We can do more to support patients by maintaining our relationships, encouraging trust and leaving communities better off after each trial by working with patient advocacy organisations (PAOs) to continue support. A constructive initiative, that has the potential to benefit sponsors and patients both, would be to examine how we can best communicate with and engage the patients, via PAOs, in the data interpretation stage of clinical trials.
Rare disease is heterogeneous. Most of them, 80%, have a genetic cause. This means genetic testing is a primary gateway to proper diagnosis. Yet the critical genetic testing relies on genomic databases that are 80% white European ancestry, 10% Asian ancestry, 2% African ancestry and <2% of other ethnicities. This significant data gap creates blind spots in identifying pathogenic genetic variants in non-white populations, making diagnosis even more difficult. Data needs to diversify in other areas, as well.
Traditionally, clinical trials have been restrictively homogeneous in the pursuit of good, clean data. This perspective on objective data discouraged inclusion of diverse populations and often excluded the sickest patients that need those therapies the most.
We know, however, that disease doesn’t exist in silos. The variability that is inherent in the manifestations of rare disease across patients is a core feature of many conditions. It is worthwhile to recognise that, in rare disease indications, the patients who will be receiving that treatment post-approval, in the ‘real world’, are the very same population who are studied in phase 2/3 trials.
We are rewriting the definition of good data to be more diverse and include elements such as ethnicity, socioeconomic status, sexual orientation and gender identity and levels of ability that allow us to account for social determinants of health, comorbidities and concordance of disease.

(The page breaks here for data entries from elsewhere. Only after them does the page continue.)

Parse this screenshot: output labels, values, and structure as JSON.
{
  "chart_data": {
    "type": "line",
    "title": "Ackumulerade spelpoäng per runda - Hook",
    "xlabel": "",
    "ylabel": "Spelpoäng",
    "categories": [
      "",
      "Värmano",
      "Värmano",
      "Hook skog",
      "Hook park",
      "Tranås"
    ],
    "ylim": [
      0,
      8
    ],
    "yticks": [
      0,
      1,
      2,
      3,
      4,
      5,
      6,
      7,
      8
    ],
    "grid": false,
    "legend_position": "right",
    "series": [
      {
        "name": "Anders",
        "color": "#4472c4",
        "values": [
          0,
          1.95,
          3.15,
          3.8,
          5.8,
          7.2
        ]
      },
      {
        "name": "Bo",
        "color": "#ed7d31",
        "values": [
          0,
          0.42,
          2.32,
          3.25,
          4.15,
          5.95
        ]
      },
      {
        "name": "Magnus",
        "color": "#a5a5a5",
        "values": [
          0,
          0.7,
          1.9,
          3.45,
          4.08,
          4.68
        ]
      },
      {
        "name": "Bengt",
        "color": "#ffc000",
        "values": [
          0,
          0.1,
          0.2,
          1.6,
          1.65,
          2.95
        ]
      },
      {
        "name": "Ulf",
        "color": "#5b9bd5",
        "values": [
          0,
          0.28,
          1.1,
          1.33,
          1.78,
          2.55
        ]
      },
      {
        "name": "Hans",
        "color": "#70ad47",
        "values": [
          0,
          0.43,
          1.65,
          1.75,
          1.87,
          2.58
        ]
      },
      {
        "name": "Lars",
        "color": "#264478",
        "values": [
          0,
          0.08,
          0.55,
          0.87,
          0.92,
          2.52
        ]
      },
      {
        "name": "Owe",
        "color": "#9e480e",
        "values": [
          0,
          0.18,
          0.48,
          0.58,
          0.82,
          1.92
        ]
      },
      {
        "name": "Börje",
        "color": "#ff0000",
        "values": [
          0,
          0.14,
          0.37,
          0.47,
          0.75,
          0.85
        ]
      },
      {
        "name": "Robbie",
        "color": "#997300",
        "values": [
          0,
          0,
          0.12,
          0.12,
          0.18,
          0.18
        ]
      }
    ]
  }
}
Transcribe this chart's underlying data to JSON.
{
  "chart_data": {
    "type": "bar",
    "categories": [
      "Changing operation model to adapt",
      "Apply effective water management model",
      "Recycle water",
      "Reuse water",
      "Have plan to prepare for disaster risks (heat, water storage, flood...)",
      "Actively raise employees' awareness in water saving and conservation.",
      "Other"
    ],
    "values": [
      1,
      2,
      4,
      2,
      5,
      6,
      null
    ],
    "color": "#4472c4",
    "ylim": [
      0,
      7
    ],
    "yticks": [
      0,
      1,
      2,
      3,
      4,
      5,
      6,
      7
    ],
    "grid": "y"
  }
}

Traditional outcome measures supported by regulators are site-centric, requiring patients to attend in-person visits, which exacerbates geographical barriers to achieving diverse trial populations.
As an industry, we are often trying to squeeze a proverbially square endpoint measure into a round trial, leading to restrictive inclusion/exclusion criteria to compensate for measures that are not designed for sensitivity to the rare disease being studied.

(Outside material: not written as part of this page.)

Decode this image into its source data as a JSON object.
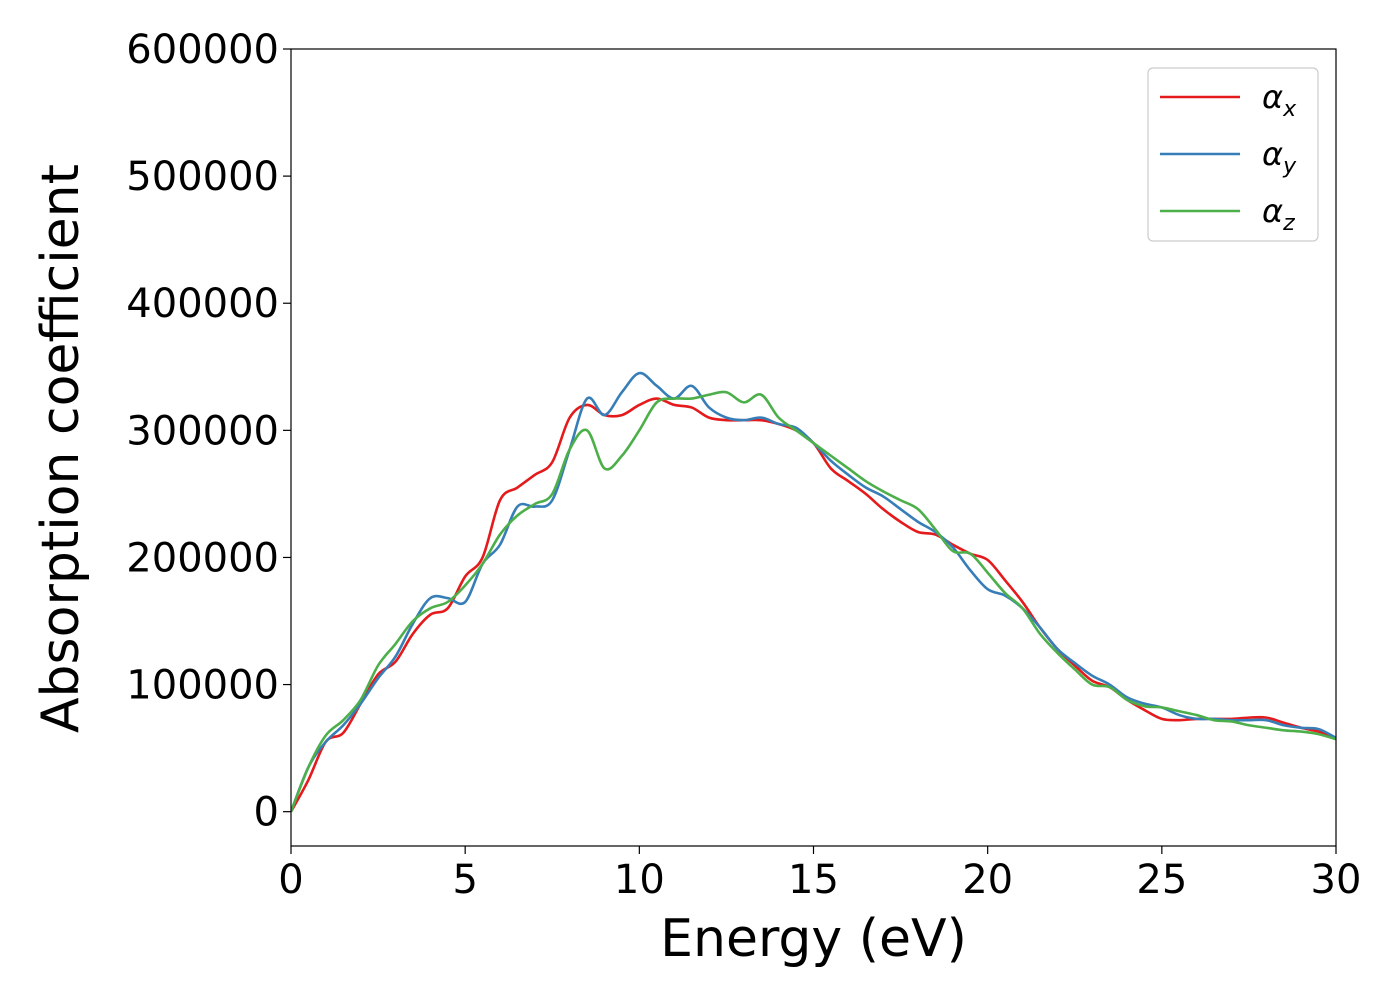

Developing bespoke outcome measures is possible with input from patient communities – helping define the ways diseases manifest within specific groups. Novel endpoints require robust disease natural history data and entail significant investments and risks for sponsors who bring them to regulators for review and potential validation.
Although there is risk in defining new outcomes and endpoints, there is also opportunity to develop measures that matter more to the patients and are more relevant to the trial.
Working together, we are shifting our perspectives and approach to be part of the solution to bring meaningful therapies to the diverse communities affected by rare disease.
We are engaging in these discussions across the industry and sharing tools like the RARE-X DE&I metrics toolkit for PAOs or the ‘What to ask when you’re interested in a clinical trial: A guide for rare disease patients and families’ that we developed with our Rare Disease Advisory Council.
There is no one right way to achieve diversity in clinical trials, and best practices are still being pressure-tested. But it is imperative that we continue to innovate and improve our approaches.
Through important conversations with stakeholders at every level, we are repositioning the people and patients at the heart of our diversity efforts and rethinking how we create accessible, inclusive trials for everyone.
Patricia Murphy is Senior Director of Therapeutic Area Expertise, Centre for Rare Diseases at ICON.